A Paris, des Pjistes brandissaient des pancartes "la DDPN tue la PJ" ou "Oui à la Police judiciaire, non a la départementalisation". "On est venu pour dire que personne n'a été entendu, la réforme se fait comme elle a été prévue initialement. On craint la disparition de la police judiciaire", a déploré Christophe Korell, enquêteur de PJ actuellement en détachement, représentant de l'ANPJ.

"On est très inquiets de cette réforme. Ce n'est pas de bon augure dans la lutte contre la criminalité organisée", a soupiré Stéphanie Caprin, secrétaire nationale de l'USM. Le député LFI Ugo Bernalicis est venu apporter son soutien à cette mobilisation.

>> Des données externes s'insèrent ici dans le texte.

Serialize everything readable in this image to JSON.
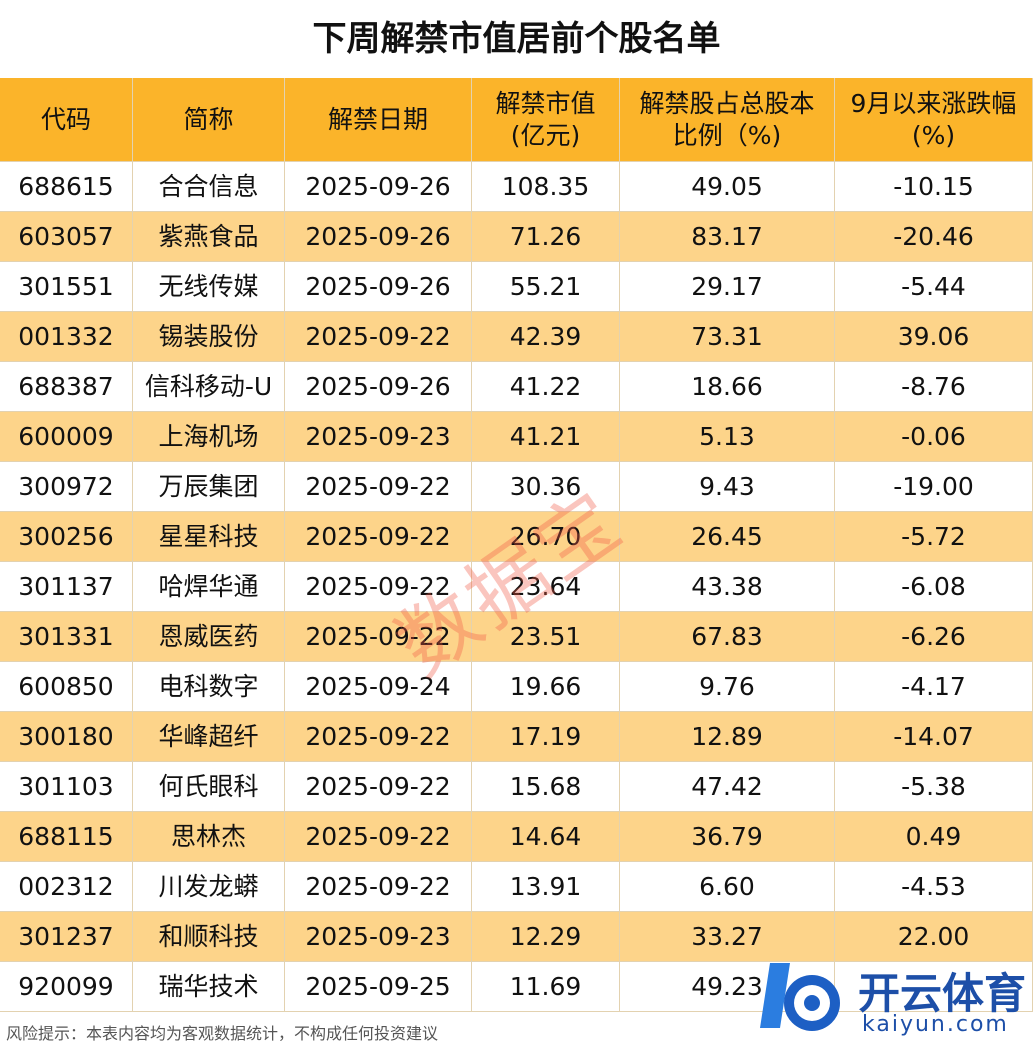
{
  "title": "下周解禁市值居前个股名单",
  "table": {
    "header": [
      "代码",
      "简称",
      "解禁日期",
      "解禁市值\n(亿元)",
      "解禁股占总股本\n比例（%)",
      "9月以来涨跌幅\n(%)"
    ],
    "rows": [
      [
        "688615",
        "合合信息",
        "2025-09-26",
        "108.35",
        "49.05",
        "-10.15"
      ],
      [
        "603057",
        "紫燕食品",
        "2025-09-26",
        "71.26",
        "83.17",
        "-20.46"
      ],
      [
        "301551",
        "无线传媒",
        "2025-09-26",
        "55.21",
        "29.17",
        "-5.44"
      ],
      [
        "001332",
        "锡装股份",
        "2025-09-22",
        "42.39",
        "73.31",
        "39.06"
      ],
      [
        "688387",
        "信科移动-U",
        "2025-09-26",
        "41.22",
        "18.66",
        "-8.76"
      ],
      [
        "600009",
        "上海机场",
        "2025-09-23",
        "41.21",
        "5.13",
        "-0.06"
      ],
      [
        "300972",
        "万辰集团",
        "2025-09-22",
        "30.36",
        "9.43",
        "-19.00"
      ],
      [
        "300256",
        "星星科技",
        "2025-09-22",
        "26.70",
        "26.45",
        "-5.72"
      ],
      [
        "301137",
        "哈焊华通",
        "2025-09-22",
        "23.64",
        "43.38",
        "-6.08"
      ],
      [
        "301331",
        "恩威医药",
        "2025-09-22",
        "23.51",
        "67.83",
        "-6.26"
      ],
      [
        "600850",
        "电科数字",
        "2025-09-24",
        "19.66",
        "9.76",
        "-4.17"
      ],
      [
        "300180",
        "华峰超纤",
        "2025-09-22",
        "17.19",
        "12.89",
        "-14.07"
      ],
      [
        "301103",
        "何氏眼科",
        "2025-09-22",
        "15.68",
        "47.42",
        "-5.38"
      ],
      [
        "688115",
        "思林杰",
        "2025-09-22",
        "14.64",
        "36.79",
        "0.49"
      ],
      [
        "002312",
        "川发龙蟒",
        "2025-09-22",
        "13.91",
        "6.60",
        "-4.53"
      ],
      [
        "301237",
        "和顺科技",
        "2025-09-23",
        "12.29",
        "33.27",
        "22.00"
      ],
      [
        "920099",
        "瑞华技术",
        "2025-09-25",
        "11.69",
        "49.23",
        null
      ]
    ]
  },
  "footer": "风险提示：本表内容均为客观数据统计，不构成任何投资建议",
  "watermark": "数据宝",
  "logo": {
    "name": "开云体育",
    "url": "kaiyun.com"
  }
}
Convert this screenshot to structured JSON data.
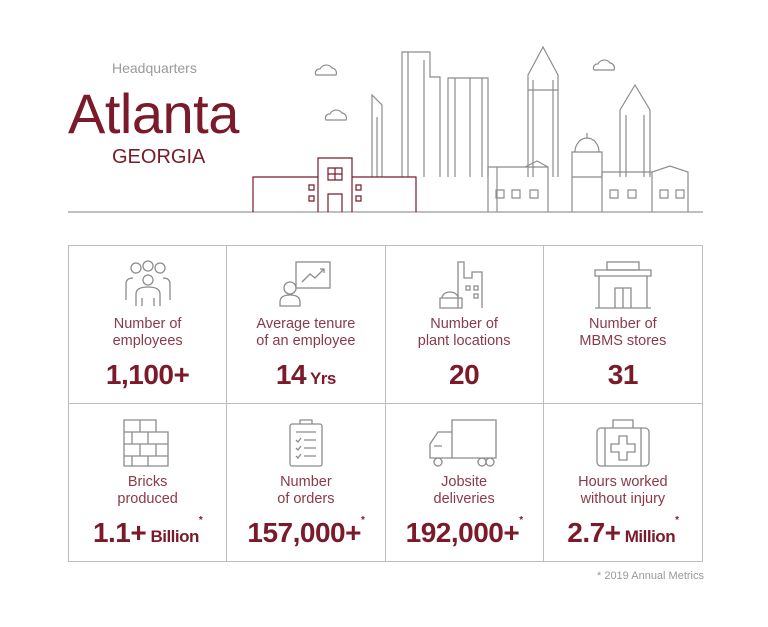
{
  "header": {
    "eyebrow": "Headquarters",
    "city": "Atlanta",
    "state": "GEORGIA"
  },
  "colors": {
    "accent": "#7a1a2a",
    "label": "#8a3a48",
    "line": "#bdbdbd",
    "icon": "#8c8c8c"
  },
  "stats": [
    {
      "icon": "people-group-icon",
      "label1": "Number of",
      "label2": "employees",
      "value": "1,100+",
      "unit": "",
      "asterisk": ""
    },
    {
      "icon": "presenter-chart-icon",
      "label1": "Average tenure",
      "label2": "of an employee",
      "value": "14",
      "unit": " Yrs",
      "asterisk": ""
    },
    {
      "icon": "factory-icon",
      "label1": "Number of",
      "label2": "plant locations",
      "value": "20",
      "unit": "",
      "asterisk": ""
    },
    {
      "icon": "storefront-icon",
      "label1": "Number of",
      "label2": "MBMS stores",
      "value": "31",
      "unit": "",
      "asterisk": ""
    },
    {
      "icon": "brick-wall-icon",
      "label1": "Bricks",
      "label2": "produced",
      "value": "1.1+",
      "unit": " Billion",
      "asterisk": "*"
    },
    {
      "icon": "clipboard-checklist-icon",
      "label1": "Number",
      "label2": "of orders",
      "value": "157,000+",
      "unit": "",
      "asterisk": "*"
    },
    {
      "icon": "truck-icon",
      "label1": "Jobsite",
      "label2": "deliveries",
      "value": "192,000+",
      "unit": "",
      "asterisk": "*"
    },
    {
      "icon": "first-aid-kit-icon",
      "label1": "Hours worked",
      "label2": "without injury",
      "value": "2.7+",
      "unit": " Million",
      "asterisk": "*"
    }
  ],
  "footnote": "* 2019 Annual Metrics"
}
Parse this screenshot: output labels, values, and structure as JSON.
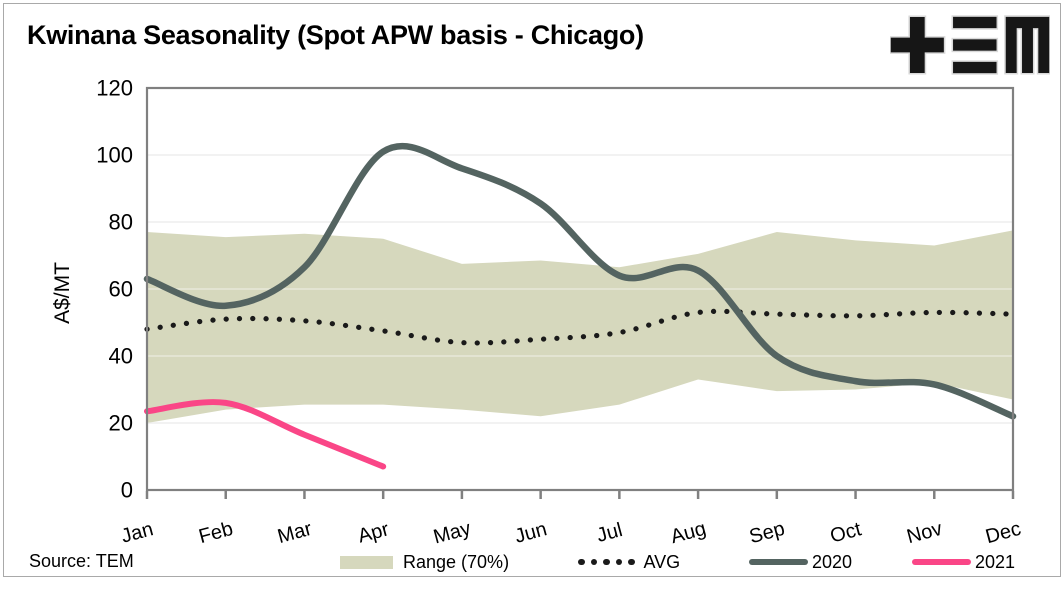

"Nous n'avons absolument pas été écoutés par notre ministre ni par notre directeur général", a déploré à Versailles Stéphanie Duchatel, secrétaire générale de l'ANPJ.

A Rennes (Ille-et-Vilaine), ils étaient une cinquantaine avec leur brassard de la police judiciaire barré de noir. "Le passage en force de ce projet est une aberration", a dit l'un d'eux sous couvert d'anonymat.

A Marseille, un des bastions de la contestation, la lassitude et l'écoeurement dominaient chez la petite centaine de participants. "Tout le monde est dégoûté. Il y a même de la haine contre ce gouvernement", a confié un enquêteur à l'AFP sous couvert d'anonymat.

Côté magistrats, pour Florent Boitard, secrétaire général adjoint de l'USM, "si la réforme passe en l'état il ne sera plus possible d'enquêter efficacement au-delà du département".

A Bordeaux, ils étaient environ 150 pour dire leur "sidération, l'écoeurement et la souffrance" face à un "passage en force", et une cinquantaine à Strasbourg.